Veteran producer Steven Bochco believes the nets’ continued move toward more cost-effective programming, such as reality shows, will hasten the creative move to cable — and that’s not a bad thing, he says.

“The atmosphere is far friendlier and the creative environment more conducive to doing original work,” he says.

Bochco also notes that the network drama marketplace dried up due to a lack of quality.

“Primetime drama isn’t medicine — you can’t make people watch it because it’s good for them,” he says. “Candidly, most of what’s passing for primetime drama these days isn’t very good anyway. So what’s the big deal? The really good shows will always find a venue, somehow.”

Affiliates. Reaction from NBC stations, some of whom had been campaigning to take back the 10 p.m. hour for local newscasts, was mixed.

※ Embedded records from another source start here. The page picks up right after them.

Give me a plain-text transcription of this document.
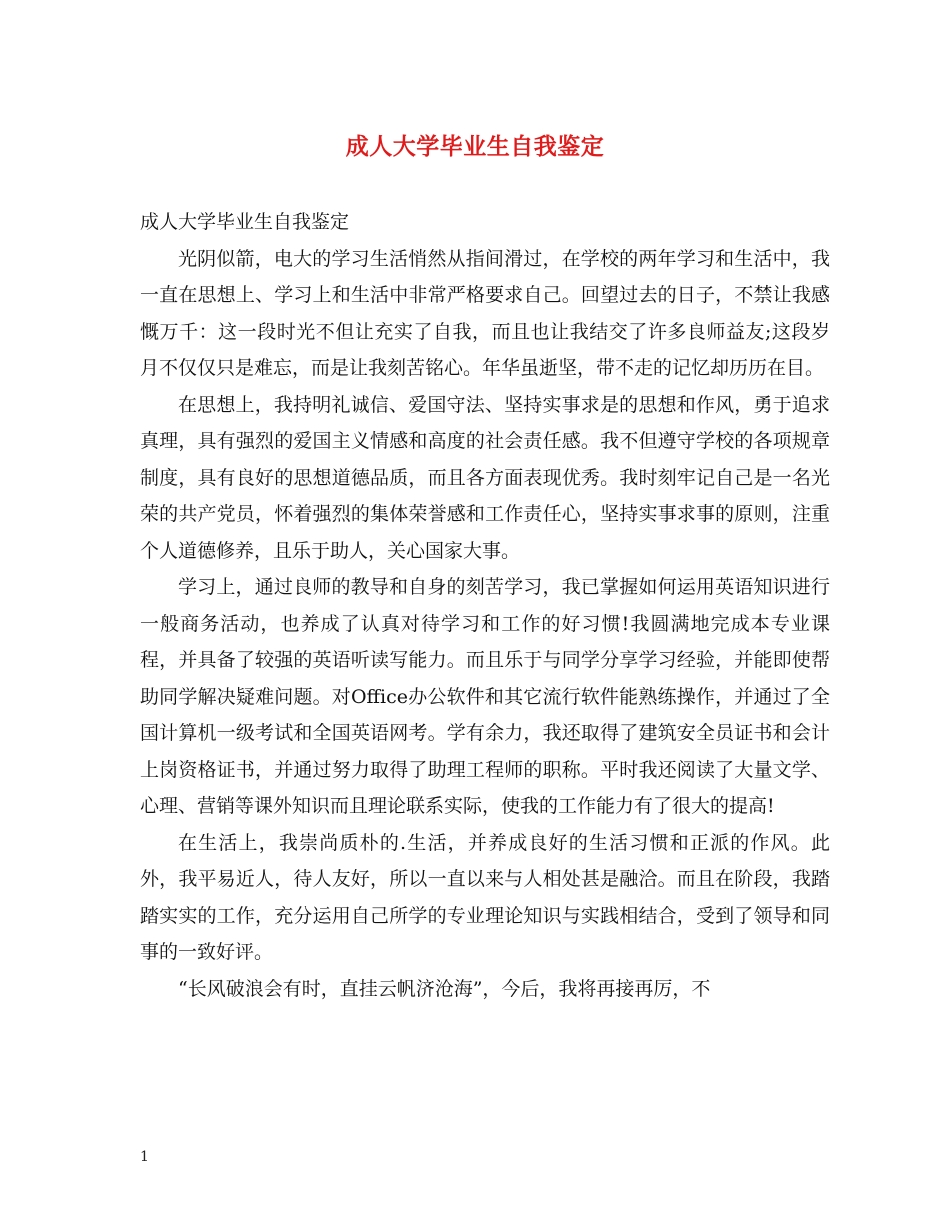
成人大学毕业生自我鉴定

成人大学毕业生自我鉴定

光阴似箭，电大的学习生活悄然从指间滑过，在学校的两年学习和生活中，我一直在思想上、学习上和生活中非常严格要求自己。回望过去的日子，不禁让我感慨万千：这一段时光不但让充实了自我，而且也让我结交了许多良师益友;这段岁月不仅仅只是难忘，而是让我刻苦铭心。年华虽逝坚，带不走的记忆却历历在目。

在思想上，我持明礼诚信、爱国守法、坚持实事求是的思想和作风，勇于追求真理，具有强烈的爱国主义情感和高度的社会责任感。我不但遵守学校的各项规章制度，具有良好的思想道德品质，而且各方面表现优秀。我时刻牢记自己是一名光荣的共产党员，怀着强烈的集体荣誉感和工作责任心，坚持实事求事的原则，注重个人道德修养，且乐于助人，关心国家大事。

学习上，通过良师的教导和自身的刻苦学习，我已掌握如何运用英语知识进行一般商务活动，也养成了认真对待学习和工作的好习惯!我圆满地完成本专业课程，并具备了较强的英语听读写能力。而且乐于与同学分享学习经验，并能即使帮助同学解决疑难问题。对Office办公软件和其它流行软件能熟练操作，并通过了全国计算机一级考试和全国英语网考。学有余力，我还取得了建筑安全员证书和会计上岗资格证书，并通过努力取得了助理工程师的职称。平时我还阅读了大量文学、心理、营销等课外知识而且理论联系实际，使我的工作能力有了很大的提高!

在生活上，我崇尚质朴的.生活，并养成良好的生活习惯和正派的作风。此外，我平易近人，待人友好，所以一直以来与人相处甚是融洽。而且在阶段，我踏踏实实的工作，充分运用自己所学的专业理论知识与实践相结合，受到了领导和同事的一致好评。

“长风破浪会有时，直挂云帆济沧海”，今后，我将再接再厉，不

1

“It’s a pioneering move, and pioneers get a lot of arrows in the back,” says WTHR Indianapolis g.m. Jim Tellus, who called the Leno announcement “a bold move.” “I think there are general managers who see it as an exciting opportunity, and others who are concerned about moving away from a traditional lineup.

“Is there some concern out there? I’m sure there is, But I have heard more from my counterparts that ‘at least they did something.’ ”

Advertisers. Carat USA senior VP/director of programming Andy Donchin says he likes the idea — anything that saves what is still the most effective broad-reach media tool is OK with him.

“If they can hopefully save some money at 10 o’clock, maybe they can pump some more money, energy and talent in from 8 to 10,” Donchin says. “I’m also hoping it could be a good vehicle for advertisers. Hopefully, it will be family-friendly, it will be something that delivers us some integration and some added value, and hopefully it delivers a decent number.”

Viewers. If Leno’s core audience makes the transition, and others treat the show as their fall-back choice in the hour, then Leno might do fine.

With Leno’s audience getting grayer — “Tonight Show’s” median age is nearly 56 — conventional wisdom says less of his aud is willing to stay up late to catch the show. A 10 p.m. Leno skein may wind up being a friendlier timeslot for the boomer crowd.

“I’m on the road about 160 days a year, and the one thing people say to me is, ‘I wish it was on earlier, I would watch it more often,'” Leno says. “It just seemed like the time was right for this.”

Daniel Frankel, Brian Lowry and Michael Flaherty contributed to this report.